A origem do nome deste rye whiskey é controversa. Há uma matéria espetacular de David Wondrich sobre o assunto. Mas, numa versão quiçá descomplicada demais, havia um coquetel, produzido com bitters e o cognac Sazerac de Forge, em New Orleans, lá pela metade do século dezenove. Este coquetel se tornou o mais famoso de um estabelecimento, que se batizou de Sazerac Coffee House. O espaço era gerido por Sewell Taylor, um senhor que possuía os direitos de importação do tal cognac, o Sazerac de Forge.

Esse certo coquetel – que ainda não tinha nome – era feito originalmente de cognac. Mas obter a matéria-prima era cada vez mais difícil. A phylloxera, aquela praga microscópica que redefiniu a viticultura europeia, devastara os vinhedos franceses. O fornecimento de cognac minguou, e Nova Orleans precisou olhar para dentro. O substituto natural foi o whiskey de centeio, abundante nos Estados Unidos, sobretudo no Nordeste, em Maryland e na Pensilvânia.

Aqui começa a zona cinzenta que David Wondrich adora esmiuçar. O coquetel que viria a ser chamado de Sazerac não nasceu pronto. Era, antes, um cock-tail genérico: destilado, açúcar, bitters. Os bitters, aliás, são outra história confusa. A versão oficial celebra os Peychaud’s, criados pelo farmacêutico Antoine Amédée Peychaud. Mas os registros da época mostram que circulavam diferentes bitters em Nova Orleans, e que a associação exclusiva ao Peychaud’s só se firmou mais tarde, fruto de propaganda e conveniência.

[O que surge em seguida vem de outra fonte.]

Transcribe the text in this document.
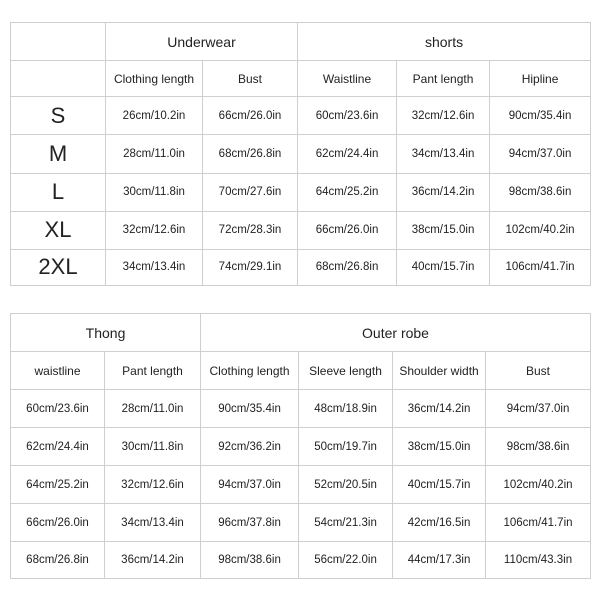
	Underwear		shorts		
	Clothing length	Bust	Waistline	Pant length	Hipline
S	26cm/10.2in	66cm/26.0in	60cm/23.6in	32cm/12.6in	90cm/35.4in
M	28cm/11.0in	68cm/26.8in	62cm/24.4in	34cm/13.4in	94cm/37.0in
L	30cm/11.8in	70cm/27.6in	64cm/25.2in	36cm/14.2in	98cm/38.6in
XL	32cm/12.6in	72cm/28.3in	66cm/26.0in	38cm/15.0in	102cm/40.2in
2XL	34cm/13.4in	74cm/29.1in	68cm/26.8in	40cm/15.7in	106cm/41.7in
Thong		Outer robe			
waistline	Pant length	Clothing length	Sleeve length	Shoulder width	Bust
60cm/23.6in	28cm/11.0in	90cm/35.4in	48cm/18.9in	36cm/14.2in	94cm/37.0in
62cm/24.4in	30cm/11.8in	92cm/36.2in	50cm/19.7in	38cm/15.0in	98cm/38.6in
64cm/25.2in	32cm/12.6in	94cm/37.0in	52cm/20.5in	40cm/15.7in	102cm/40.2in
66cm/26.0in	34cm/13.4in	96cm/37.8in	54cm/21.3in	42cm/16.5in	106cm/41.7in
68cm/26.8in	36cm/14.2in	98cm/38.6in	56cm/22.0in	44cm/17.3in	110cm/43.3in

De todo modo, o drink ganhou fama e identidade no Sazerac Coffee House, que emprestou seu nome à mistura. Entra então Thomas Handy. Empreendedor no melhor e pior sentido da palavra, ele assumiu o controle do Sazerac Coffee House em meados da década de 1860. Foi Handy quem consolidou a marca “Sazerac” como sinônimo do coquetel. Sob sua batuta, o Sazerac deixou de ser apenas uma receita e se tornou um ícone, que, mais tarde, quase virou sinônimo de rye whiskey.

Handy

A mashbill do Sazerac Rye não é divulgada oficialmente – a Buffalo Trace, proprietária da marca, é bem reservada quanto à receita de seus produtos. Mas, estima-se que tenha algo como 51% de centeio, 39% de milho e 10% de cevada maltada. É o estilomais tradicional “low-rye” dos whiskies de centeio do Kentucky – em oposição àqueles que eram produzidos no norte dos Estados Unidos.

Sensorialmente, o Sazerac Rye traz um adocicado de açúcar mascavo, com cravo, pimenta, canela e hortelã. Não é um rye “old-school”. Ele troca pungência por equilíbrio e versatilidade. Isso o faz perfeito para os coquetéis clássicos, mas, também, excelente para se beber puro. O álcool, a 45%, é bem integrado, e a finalização, herbal e adocicada.

O Sazerac Rye é, no fim das contas, a consolidação de uma longa cadeia de acidentes históricos: a phylloxera que obrigou a troca do cognac pelo rye, o marketing esperto de Thomas Handy, a persistência de Nova Orleans em transformar improviso em tradição. Dentro da garrafa não há apenas centeio, milho e cevada maltada. Há também duas centenas de anos de caos destilado, reduzido a uma narrativa elegante o bastante para atravessar fronteiras — inclusive a do Brasil. Se hoje ele dá nome a este cão carioca radicado em São Paulo, é porque certas histórias, mesmo quando confusas, terminam em legado.

SAZERAC RYE

Tipo: Rye Whiskey

Marca: Sazerac

Região: N/A

ABV: 45%

Notas de prova:

Aroma: Açucar mascavo, caramelo, cravo, hortelã

Sabor: Adocicado e herbal, com pimenta do reino, cravo, canela. O final é longo, adocicado e herbal.